China voices its concern about capital flows.  The intended audience for this message is the Federal Reserve, not big financial institutions.  The big Western banks already know that they are limited to buying and selling the renminbi within limited bands inside the Shanghai FTZ.  China is making it clear that it is willing to defend the yuan's value if the Fed's curtailment of ZIRP roils emerging markets again.  There's a difference between willingness and ability.  The PBOC may find its ability to intervene severely limited by blowups in the shadow banking system.

There's nothing scientific about sarcasm.  I just make it happen.  

Monday, March 31, 2014

Financial Sarcasm Roundup for 03/31/14

March is almost over and the "ides" passed without incident from either lions or lambs.  Calendar idioms aren't very useful in sarcasm.  Financial topics are a lot more useful.

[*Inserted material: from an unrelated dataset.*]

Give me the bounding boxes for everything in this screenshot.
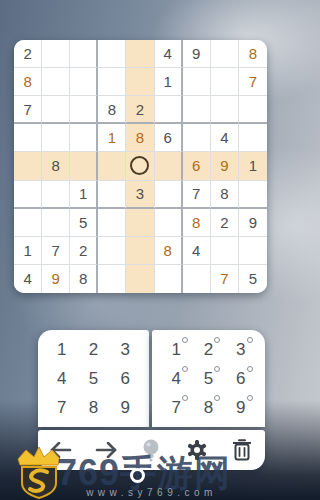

The IPCC is raising the alarm about the climate change threat to the world economy.  I hope they put enough qualifications about probabilities in their report this time.  Critics need to read the footnotes carefully.  The bright side of climate change is that previously frozen tundra will make great farmland.  Just think of the lucrative eco-tourist opportunities that will be available when inland flooding turns previously inhabited floodplains into marshes.

US stock markets are rigged to favor HFT funds.  No kidding.  I've been saying that since like, what, 2008 or so right here on this blog.  Individual investors, traditional mutual funds, and even index funds are getting nickel-and-dimed to death by hedge funds that pay for special access to trade information.  Making new platforms to route around HFT won't matter for long.  HFTs will sign up for those platforms and start gaming them all over again.  The manipulation will persist until a market crash destroys hedge funds with margin calls and rising interest rates remove cheap leverage from those hedge funds that remain.

China wants to make life easier for foreign institutions in its QFII program.  The hidden agenda here is obvious.  China knows it can't bail out all of the shadow banking WMP instruments that are in danger of popping.  Making QFII participation more attractive allows foreign suckers to buy into these things before they collapse.  Let's see if foreign banks rush in fast enough to get sucked into a shadow bailout of the shadow banking system.

I'll be down in Silicon Valley this week seeking out technical wisdom.  Who knows what new innovations lurk there.